Auto shops often rely on toxic materials like mercury, lead, and asbestos for their operations. If mismanaged, these contaminants can leak into the air, soil and waterways.

“You can’t really be surprised when something like this happens,” said Russell Zerbo, an advocate with the Clean Air Council. In April, Zerbo told PlanPhilly catastrophic fires was the “worst-case scenario” when it comes to auto shops operating in residential areas.

Zerbo said L&I has been doing it’s enforcement work. But there is a limit to what the agency can do.

“You can’t just go and take someone’s business from them. L&I has no power beyond this cycle of tickets and inspections. In order to get out of this cycle we’re going to need to see action from the city’s Law Department and from the courts that oversee these cases,” he said.

Michelle Russell and her family watch firefighter battle the auto shop blaze that threatens their home of ten years. (Kimberly Paynter/WHYY)

Edward Lewis, who owns a house right across the auto shop, hopes the auto shop never comes back.

“It’s dangerous living next to a garage because he stored cars in there and everything. There were cars in there exploding.

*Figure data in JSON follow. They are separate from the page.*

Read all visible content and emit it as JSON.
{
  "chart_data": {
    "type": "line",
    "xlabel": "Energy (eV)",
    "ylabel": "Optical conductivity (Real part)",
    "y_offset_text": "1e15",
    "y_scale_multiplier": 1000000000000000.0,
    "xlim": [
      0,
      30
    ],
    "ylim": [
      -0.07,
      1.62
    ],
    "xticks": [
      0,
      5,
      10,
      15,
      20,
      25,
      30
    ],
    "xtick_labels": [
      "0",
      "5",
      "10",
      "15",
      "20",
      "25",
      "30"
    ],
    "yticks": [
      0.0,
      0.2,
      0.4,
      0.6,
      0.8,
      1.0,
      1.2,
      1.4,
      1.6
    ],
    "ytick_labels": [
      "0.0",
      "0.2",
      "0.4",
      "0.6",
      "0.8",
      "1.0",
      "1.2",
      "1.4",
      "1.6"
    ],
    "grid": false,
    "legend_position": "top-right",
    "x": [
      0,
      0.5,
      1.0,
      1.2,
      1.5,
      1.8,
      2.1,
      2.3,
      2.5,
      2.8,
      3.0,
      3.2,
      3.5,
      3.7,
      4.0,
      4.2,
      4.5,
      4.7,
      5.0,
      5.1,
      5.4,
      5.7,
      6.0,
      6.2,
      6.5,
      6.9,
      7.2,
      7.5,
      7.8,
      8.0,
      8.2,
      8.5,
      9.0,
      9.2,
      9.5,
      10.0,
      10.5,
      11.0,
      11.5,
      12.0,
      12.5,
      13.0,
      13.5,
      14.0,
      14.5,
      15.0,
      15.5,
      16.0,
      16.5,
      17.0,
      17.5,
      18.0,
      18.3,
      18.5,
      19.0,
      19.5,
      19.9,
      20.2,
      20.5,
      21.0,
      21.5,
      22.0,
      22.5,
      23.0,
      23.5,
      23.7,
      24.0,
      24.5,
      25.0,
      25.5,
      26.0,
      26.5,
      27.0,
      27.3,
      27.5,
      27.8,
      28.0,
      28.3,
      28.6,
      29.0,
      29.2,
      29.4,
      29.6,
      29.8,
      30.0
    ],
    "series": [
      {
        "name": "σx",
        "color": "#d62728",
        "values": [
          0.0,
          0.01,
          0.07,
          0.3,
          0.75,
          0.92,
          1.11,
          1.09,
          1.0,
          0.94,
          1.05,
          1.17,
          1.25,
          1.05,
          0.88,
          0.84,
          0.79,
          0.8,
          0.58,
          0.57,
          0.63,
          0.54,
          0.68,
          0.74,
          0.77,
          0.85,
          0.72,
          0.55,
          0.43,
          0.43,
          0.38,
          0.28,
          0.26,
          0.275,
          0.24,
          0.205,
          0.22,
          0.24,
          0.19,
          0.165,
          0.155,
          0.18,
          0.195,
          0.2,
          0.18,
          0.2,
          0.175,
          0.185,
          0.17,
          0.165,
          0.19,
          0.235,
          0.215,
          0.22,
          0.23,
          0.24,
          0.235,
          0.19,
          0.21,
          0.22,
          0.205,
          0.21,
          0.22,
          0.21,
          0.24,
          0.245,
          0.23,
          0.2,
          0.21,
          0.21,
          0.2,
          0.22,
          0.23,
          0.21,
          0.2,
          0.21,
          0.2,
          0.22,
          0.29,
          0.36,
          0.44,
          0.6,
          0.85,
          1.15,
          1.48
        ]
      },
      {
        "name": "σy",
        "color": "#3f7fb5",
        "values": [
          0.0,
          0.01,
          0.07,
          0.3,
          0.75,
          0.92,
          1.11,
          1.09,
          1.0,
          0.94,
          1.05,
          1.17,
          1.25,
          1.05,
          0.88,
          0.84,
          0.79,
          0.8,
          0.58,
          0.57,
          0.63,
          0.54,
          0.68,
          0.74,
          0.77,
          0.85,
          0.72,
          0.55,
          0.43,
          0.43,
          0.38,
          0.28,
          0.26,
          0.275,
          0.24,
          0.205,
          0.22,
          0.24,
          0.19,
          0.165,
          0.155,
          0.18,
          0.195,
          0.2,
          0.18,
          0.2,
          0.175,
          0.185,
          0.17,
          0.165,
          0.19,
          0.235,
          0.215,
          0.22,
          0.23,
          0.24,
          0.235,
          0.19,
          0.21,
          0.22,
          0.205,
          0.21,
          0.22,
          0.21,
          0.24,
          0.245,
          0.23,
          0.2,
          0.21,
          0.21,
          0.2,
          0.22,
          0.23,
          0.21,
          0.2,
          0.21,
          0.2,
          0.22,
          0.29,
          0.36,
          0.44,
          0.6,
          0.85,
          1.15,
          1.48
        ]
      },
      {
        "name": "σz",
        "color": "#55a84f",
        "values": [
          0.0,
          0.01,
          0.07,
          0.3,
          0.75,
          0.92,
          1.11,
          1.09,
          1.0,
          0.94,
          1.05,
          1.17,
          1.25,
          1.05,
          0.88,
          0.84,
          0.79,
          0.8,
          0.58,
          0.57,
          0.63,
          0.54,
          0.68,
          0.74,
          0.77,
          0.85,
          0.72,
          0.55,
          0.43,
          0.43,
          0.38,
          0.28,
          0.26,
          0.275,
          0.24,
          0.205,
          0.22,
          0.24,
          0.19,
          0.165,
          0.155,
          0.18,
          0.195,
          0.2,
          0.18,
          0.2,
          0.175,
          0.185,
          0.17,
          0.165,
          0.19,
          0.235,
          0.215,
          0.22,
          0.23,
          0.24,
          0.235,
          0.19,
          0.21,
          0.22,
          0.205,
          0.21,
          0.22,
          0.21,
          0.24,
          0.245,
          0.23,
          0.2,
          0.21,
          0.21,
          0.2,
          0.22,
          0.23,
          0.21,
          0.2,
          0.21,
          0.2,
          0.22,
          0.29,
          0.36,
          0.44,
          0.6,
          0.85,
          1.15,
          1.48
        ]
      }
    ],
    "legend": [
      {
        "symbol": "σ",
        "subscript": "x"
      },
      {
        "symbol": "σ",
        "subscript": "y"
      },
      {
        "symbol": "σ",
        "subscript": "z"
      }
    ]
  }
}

It’s dangerous, could have blew fire over here and caught on fire to my house and started burning these houses,” he said.

Property records show that the structure that lit up Monday has been owned by a company called “Manning Inc.” since 1973. Prior to that it was a gas station. Efforts to reach the property owner were not immediately successful.

Guss could not immediately confirm which business was currently leasing space in the structure, due to the missing license. Online business listings show that several auto firms had occupied the structure, including Al’s Auto Body and ABM Automotive.

Calls to both companies were not immediately returned.